Speaking at the Spanish Chamber of Commerce-hosted Water Management and Sustainable Energy conference, held in Johannesburg in July, Department of Water and Sanitation (DWS) director-general Dr Sean Phillips outlined three measures required to avoid water shortages in the future and the sector becoming a constraint to economic growth.
“We need to build more surface water infrastructure to capture the remaining available surface water. “There are limitations to which that can solve our future problems, as we are already capturing 75% of the available surface water; however, we need to put in the infrastructure to capture the remaining 25%.”
While delays in the implementation of surface water resource development projects in the past have now been addressed to accelerate them and further projects to increase surface water will require a significant amount of investment, it will not be sufficient to avoid water shortages in the future.
“We also need to diversify the water mix. We need to increase sustainable use of groundwater. We are also going to increasingly need to get our coastal cities to add much more seawater desalination and we need much more water reuse, particularly in our metropolitan areas,” he said.
In addition, as supply-side measures are not sufficient to avoid future water deficits, there is a need for effective water conservation and water demand management (WCWDM).
WCWDM must also be implemented, particularly in domestic and general industrial use, by reducing physical losses in municipal distribution systems and instilling water-saving behaviour to reduce the above-average consumption per capita consumption of water.
“If we do not do all three of these things, if we do not diversify the water mix, if we do not build the existing surface-water-capturing infrastructure and if we do not make our water use more efficient, we will have water shortages in the future and water will be a constraint to growth,” he warned.

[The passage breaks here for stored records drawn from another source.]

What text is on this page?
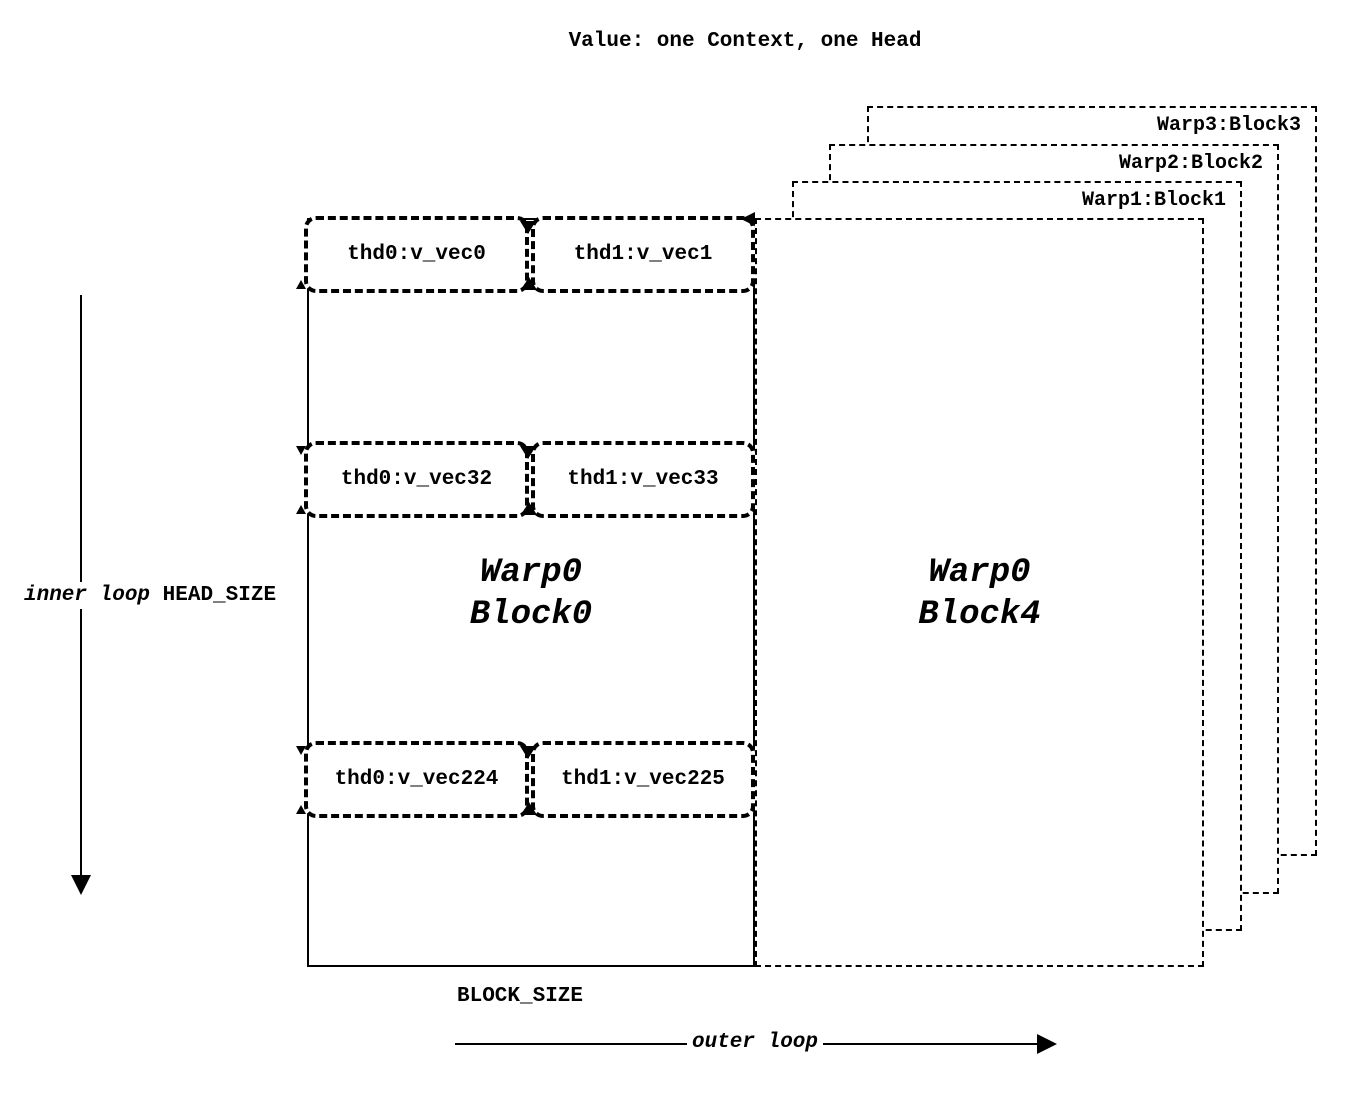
Value: one Context, one Head
Warp3:Block3
Warp2:Block2
Warp1:Block1
Warp0
Block0
Warp0
Block4
thd0:v_vec0	thd1:v_vec1
thd0:v_vec32	thd1:v_vec33
thd0:v_vec224	thd1:v_vec225
inner loop HEAD_SIZE
BLOCK_SIZE
outer loop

Further, it is important for South Africa to get the basics right.
Internationally, there is significant focus on water challenges related to climate change. While also an important focus for South Africa, the country continues to face critical basic and institutional challenges that need deeper focus.
“People do not have water or the water does not meet the quality standards, or people do not have reliable sources of water. We have serious problems with our wastewater treatment systems in South Africa,” said Phillips.
The countrty’s deteriorating water quality and supply reliability are increasingly in focus following the failure of some municipalities to provide reliable and clean water.
The DWS’s Blue and Green Drop reports show that many water supply systems and wastewater treatment plants do not meet the required quality standards.
Inefficiencies in the speed and quality of repairing leaks and burst pipes, as well as vandalism, the non-implementation of water efficiency solutions, and unplanned human settlement resulting in unmetered water consumption, contributed to the challenge of water losses
Further exacerbating failures in the supply of water is loadshedding, which is impacting on bulk water treatment, storage and distribution.
In addition, low financial investment by municipalities in water services projects, such as storage reservoirs, pumpstations, towers and old pipe renewals or upgrades, is undermining water infrastructure.
Centre for Risk Analysis head of policy analysis Chris Hattingh said that government cannot fix the situation overnight – nor can it fix it at all on its own.